When you are done and have created your Telegram bot, open your terminal for Hermes and run the command:
hermes setup
That will walk you through the configuration. Paste your bot token when prompted, and the gateway takes care of the rest. The gateway is a single process that connects all your messaging platforms (Telegram, Discord, Slack, WhatsApp, Signal) simultaneously. You don't need to set up each one separately if you only want Telegram.
Once the gateway is running, open your new bot in Telegram and send it a message. That's it. You're now talking to Hermes from your phone. It can send you scheduled task results, receive voice memos that get auto-transcribed, handle file uploads, and even work in group chats where you can @mention it.
The voice memo feature alone is worth the setup. You can send a voice message saying "summarize today's top Hacker News stories and send me the top three"—and it will process the audio, execute the task, and respond with text. No typing required.
It even lets you run "hermes claw migrate" in case you want to ditch OpenClaw and move everything to Hermes. Other commands with more specific features are available on the project's Github page and documentation.
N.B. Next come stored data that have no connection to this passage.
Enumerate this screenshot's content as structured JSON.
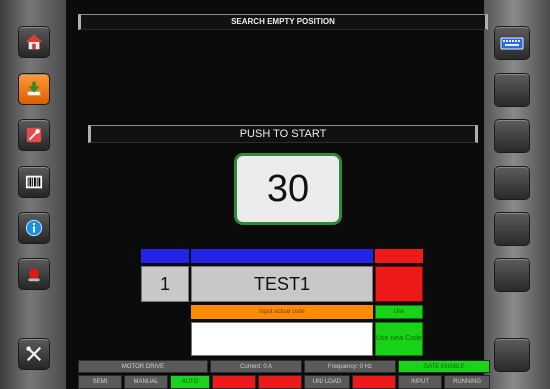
{
  "header": {
    "title": "SEARCH EMPTY POSITION"
  },
  "push": {
    "label": "PUSH TO START"
  },
  "counter": {
    "value": "30"
  },
  "code_panel": {
    "position_header": "",
    "code_header": "",
    "red_header": "",
    "position_value": "1",
    "code_value": "TEST1",
    "red_button": "",
    "input_prompt": "Input actual code",
    "input_value": "",
    "use_button": "Use",
    "use_new_code_button": "Use new Code"
  },
  "status_row1": {
    "motor_drive": "MOTOR DRIVE",
    "current": "Current: 0 A",
    "frequency": "Frequency: 0 Hz",
    "gate_enable": "GATE ENABLE"
  },
  "status_row2": {
    "semi": "SEMI",
    "manual": "MANUAL",
    "auto": "AUTO",
    "red1": "",
    "red2": "",
    "unload": "UN/ LOAD",
    "red3": "",
    "input": "INPUT",
    "running": "RUNNING"
  },
  "left_nav": [
    "home-icon",
    "download-icon",
    "tools-icon",
    "barcode-icon",
    "info-icon",
    "alarm-light-icon",
    "settings-tools-icon"
  ],
  "colors": {
    "accent_green": "#1ad31a",
    "accent_red": "#ee1a1a",
    "accent_blue": "#2424e8",
    "accent_orange": "#ff8c00",
    "active_nav": "#ff8a00"
  }
}
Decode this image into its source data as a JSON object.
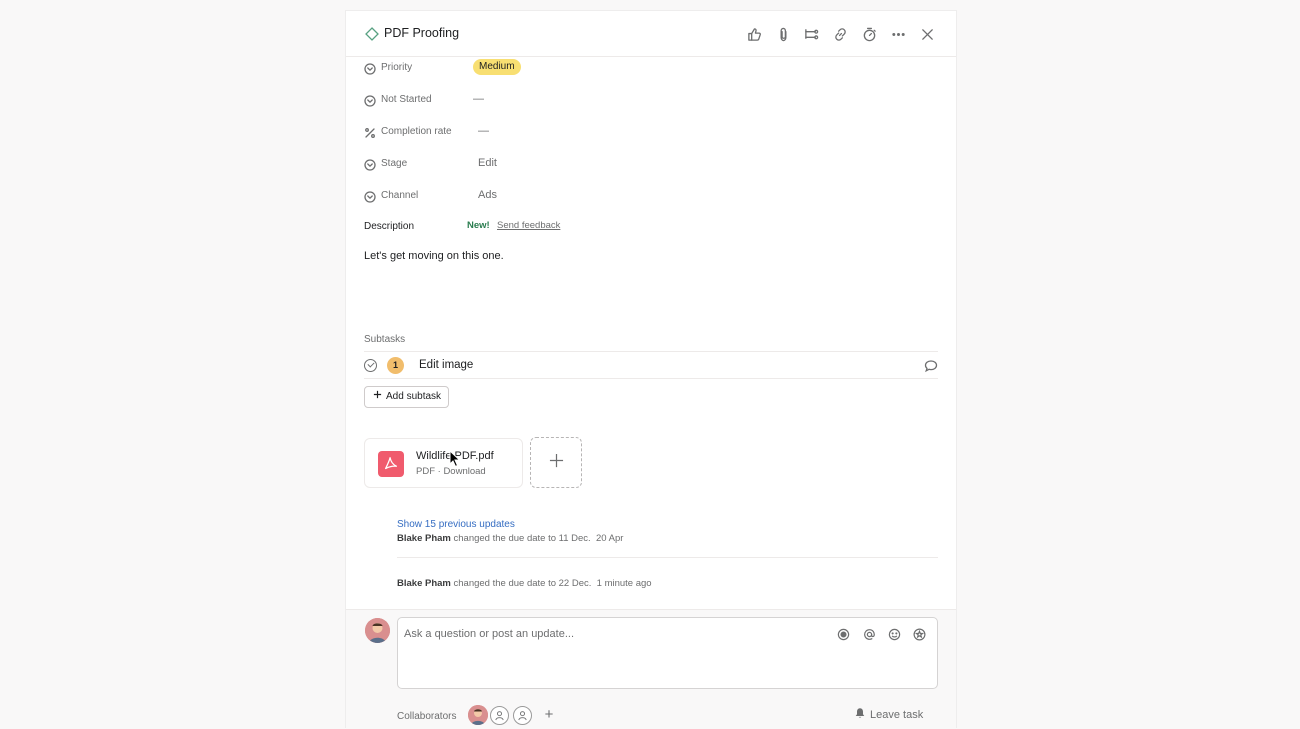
{
  "task": {
    "title": "PDF Proofing"
  },
  "header_actions": [
    "like-icon",
    "attachment-icon",
    "subtask-icon",
    "link-icon",
    "timer-icon",
    "more-icon",
    "close-icon"
  ],
  "fields": {
    "priority": {
      "label": "Priority",
      "value": "Medium",
      "badge_color": "#f8df72"
    },
    "status": {
      "label": "Not Started",
      "value": "—"
    },
    "completion": {
      "label": "Completion rate",
      "value": "—"
    },
    "stage": {
      "label": "Stage",
      "value": "Edit"
    },
    "channel": {
      "label": "Channel",
      "value": "Ads"
    }
  },
  "description": {
    "label": "Description",
    "new_tag": "New!",
    "feedback_link": "Send feedback",
    "text": "Let's get moving on this one."
  },
  "subtasks": {
    "label": "Subtasks",
    "items": [
      {
        "number": "1",
        "name": "Edit image"
      }
    ],
    "add_label": "Add subtask"
  },
  "attachment": {
    "name": "Wildlife PDF.pdf",
    "meta": "PDF · Download",
    "icon_color": "#f05b6d"
  },
  "activity": {
    "show_previous": "Show 15 previous updates",
    "entries": [
      {
        "author": "Blake Pham",
        "text": "changed the due date to 11 Dec.",
        "time": "20 Apr"
      },
      {
        "author": "Blake Pham",
        "text": "changed the due date to 22 Dec.",
        "time": "1 minute ago"
      }
    ]
  },
  "composer": {
    "placeholder": "Ask a question or post an update..."
  },
  "collaborators": {
    "label": "Collaborators",
    "leave_label": "Leave task"
  },
  "colors": {
    "accent_link": "#356dc2",
    "new_tag": "#2a7d4f",
    "subtask_badge": "#f1bd6c"
  }
}
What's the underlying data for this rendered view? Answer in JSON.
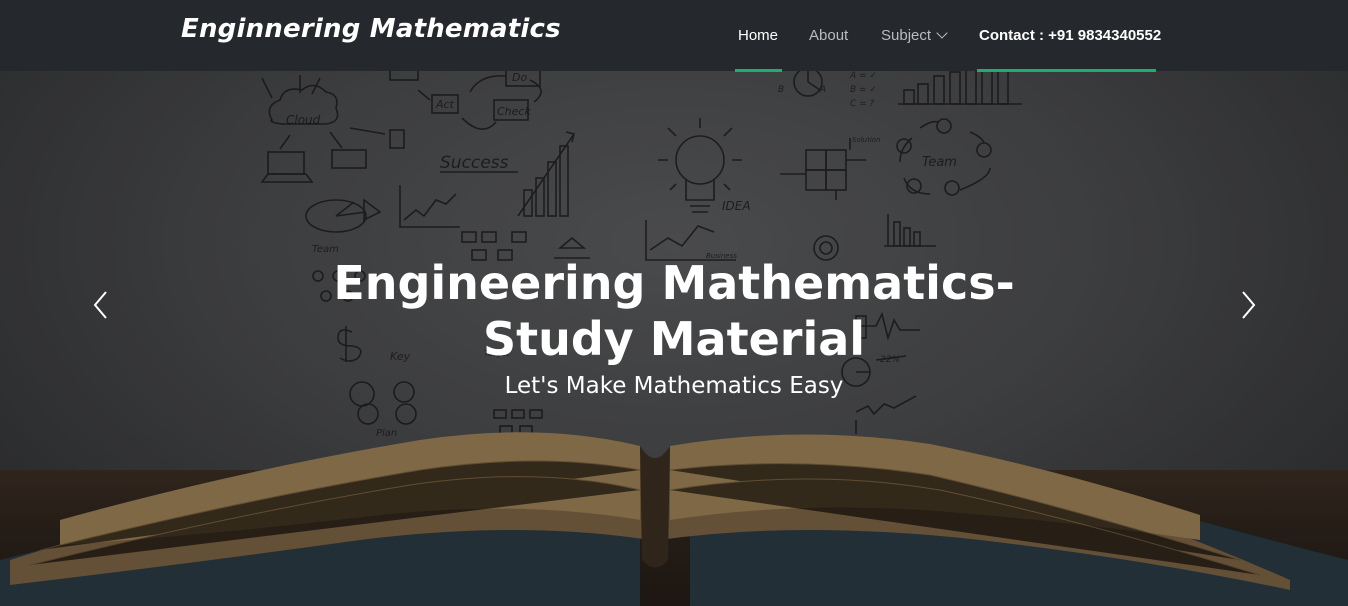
{
  "navbar": {
    "brand": "Enginnering Mathematics",
    "items": [
      {
        "label": "Home"
      },
      {
        "label": "About"
      },
      {
        "label": "Subject"
      },
      {
        "label": "Contact : +91 9834340552"
      }
    ],
    "accent_color": "#1fae6e"
  },
  "hero": {
    "title_line1": "Engineering Mathematics-",
    "title_line2": "Study Material",
    "subtitle": "Let's Make Mathematics Easy",
    "prev_icon": "chevron-left-icon",
    "next_icon": "chevron-right-icon"
  },
  "doodles": {
    "cloud": "Cloud",
    "act": "Act",
    "check": "Check",
    "do": "Do",
    "success": "Success",
    "idea": "IDEA",
    "team": "Team",
    "team2": "Team",
    "key": "Key",
    "plan": "Plan",
    "abc_a": "A = ✓",
    "abc_b": "B = ✓",
    "abc_c": "C = ?",
    "solution": "Solution",
    "business": "Business",
    "target": "Target",
    "pct": "22%",
    "pie_a": "A",
    "pie_b": "B"
  }
}
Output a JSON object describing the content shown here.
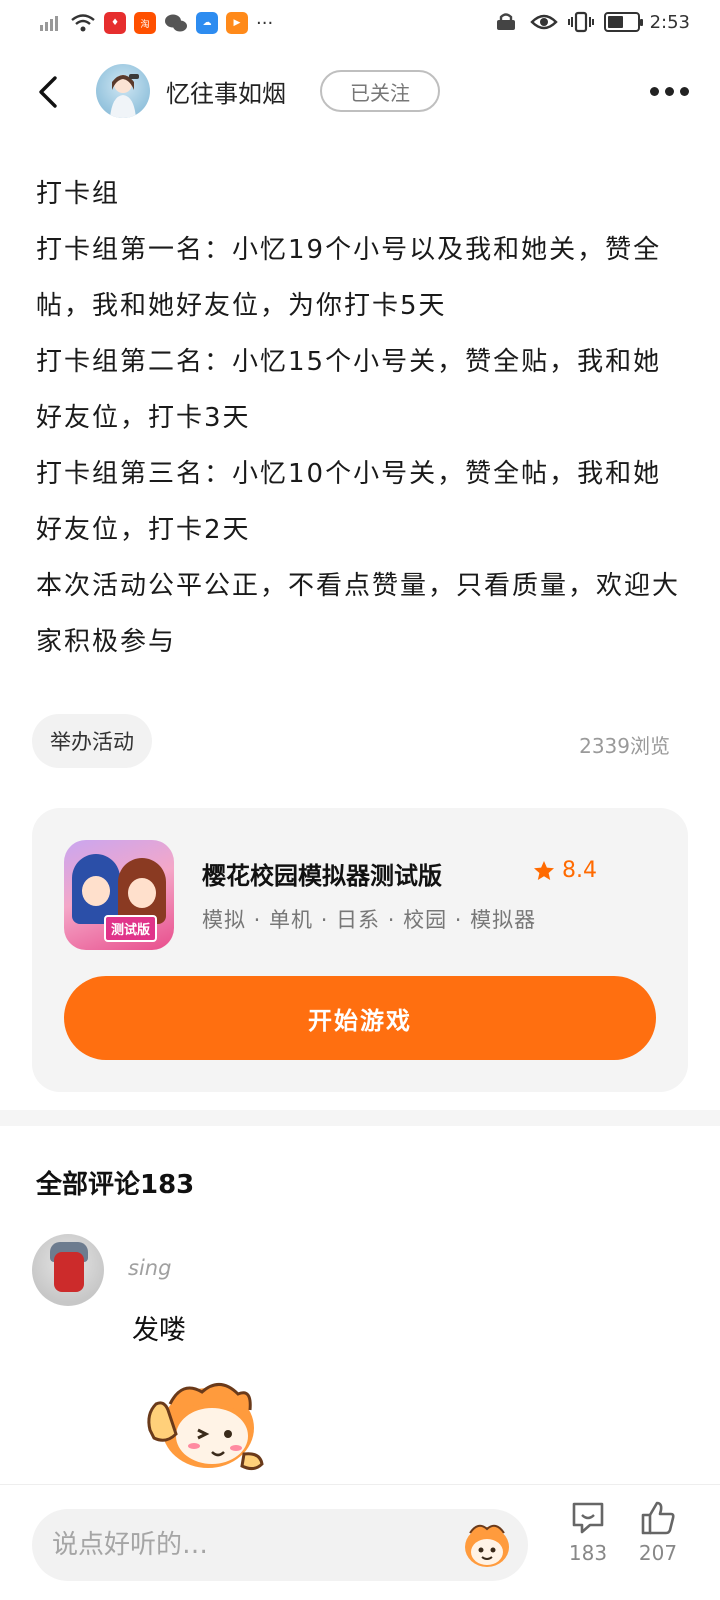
{
  "status_bar": {
    "time": "2:53",
    "left_icons": [
      "sim-signal-icon",
      "wifi-icon",
      "app-notification-icon",
      "taobao-icon",
      "wechat-icon",
      "cloud-icon",
      "video-icon",
      "more-dots-icon"
    ],
    "right_icons": [
      "vpn-icon",
      "eye-comfort-icon",
      "vibrate-icon",
      "battery-icon"
    ],
    "battery_level": 0.55
  },
  "header": {
    "author_name": "忆往事如烟",
    "follow_label": "已关注"
  },
  "post": {
    "paragraphs": [
      "打卡组",
      "打卡组第一名：小忆19个小号以及我和她关，赞全帖，我和她好友位，为你打卡5天",
      "打卡组第二名：小忆15个小号关，赞全贴，我和她好友位，打卡3天",
      "打卡组第三名：小忆10个小号关，赞全帖，我和她好友位，打卡2天",
      "本次活动公平公正，不看点赞量，只看质量，欢迎大家积极参与"
    ],
    "tag": "举办活动",
    "views": "2339浏览"
  },
  "game": {
    "title": "樱花校园模拟器测试版",
    "rating": "8.4",
    "tags": "模拟 · 单机 · 日系 · 校园 · 模拟器",
    "icon_badge": "测试版",
    "play_label": "开始游戏"
  },
  "comments": {
    "title": "全部评论183",
    "items": [
      {
        "user": "sing",
        "text": "发喽"
      }
    ]
  },
  "bottom_bar": {
    "input_placeholder": "说点好听的…",
    "comment_count": "183",
    "like_count": "207"
  },
  "colors": {
    "accent": "#ff6f10",
    "rating": "#ff6a00"
  }
}
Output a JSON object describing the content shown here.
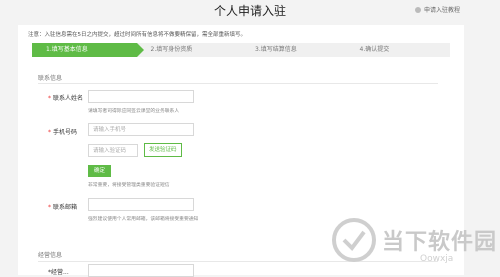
{
  "header": {
    "title": "个人申请入驻",
    "tutorial_label": "申请入驻教程"
  },
  "notice": "注意：入驻信息需在5日之内提交，超过时间所有信息将不做要精保留，需全部重新填写。",
  "steps": [
    {
      "label": "1.填写基本信息",
      "active": true
    },
    {
      "label": "2.填写身份资质",
      "active": false
    },
    {
      "label": "3.填写结算信息",
      "active": false
    },
    {
      "label": "4.确认提交",
      "active": false
    }
  ],
  "contact_section": {
    "title": "联系信息",
    "name_label": "联系人姓名",
    "name_hint": "请填写者司得际应同签云课堂的业务联系人",
    "phone_label": "手机号码",
    "phone_placeholder": "请输入手机号",
    "code_placeholder": "请输入验证码",
    "send_code_label": "发送验证码",
    "confirm_label": "确定",
    "phone_hint": "非常重要，将接受管理类重要验证短信",
    "email_label": "联系邮箱",
    "email_hint": "强烈建议使用个人常用邮箱，该邮箱将接受重要通知"
  },
  "business_section": {
    "title": "经营信息",
    "field_label": "*经营..."
  },
  "watermark": {
    "text": "当下软件园",
    "subtext": "Oowxja"
  },
  "colors": {
    "accent": "#5fbb46",
    "required": "#e33333"
  }
}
If you're a developer or tech geek who wants an agent that improves over time, runs on cheap infrastructure, and supports open models, Hermes is the clear pick. It will also be the better option if you use an agent to do the exact same thing over and over again.
That said, if you need the most polished experience with the broadest IDE integrations and the largest community, OpenClaw remains the safer choice.
If you're serious about AI productivity, the real answer is running both. The multi-agent workflow isn't a compromise. It's a competitive advantage. Having one agent orchestrating while another executes, using different models for different tasks, and having a backup when one goes down, produces results that neither agent achieves alone. Hermes's self-improvement loop means it gets better every day you use it. OpenClaw's ecosystem means you're never short on integrations.
For specific use cases: content creators and journalists will find Hermes's skill system invaluable—it turns repetitive research and writing workflows into automated pipelines that improve daily.
Developers benefit from the multi-agent setup, splitting workloads between different models on tasks each handles best for cheaper.
Data scientists and ML engineers get built-in tools for fine-tuning and reinforcement learning that OpenClaw simply doesn't offer.
And anyone running on a budget could potentially use Hermes with LMStudio on their potato PC to run an agent that costs nothing to operate.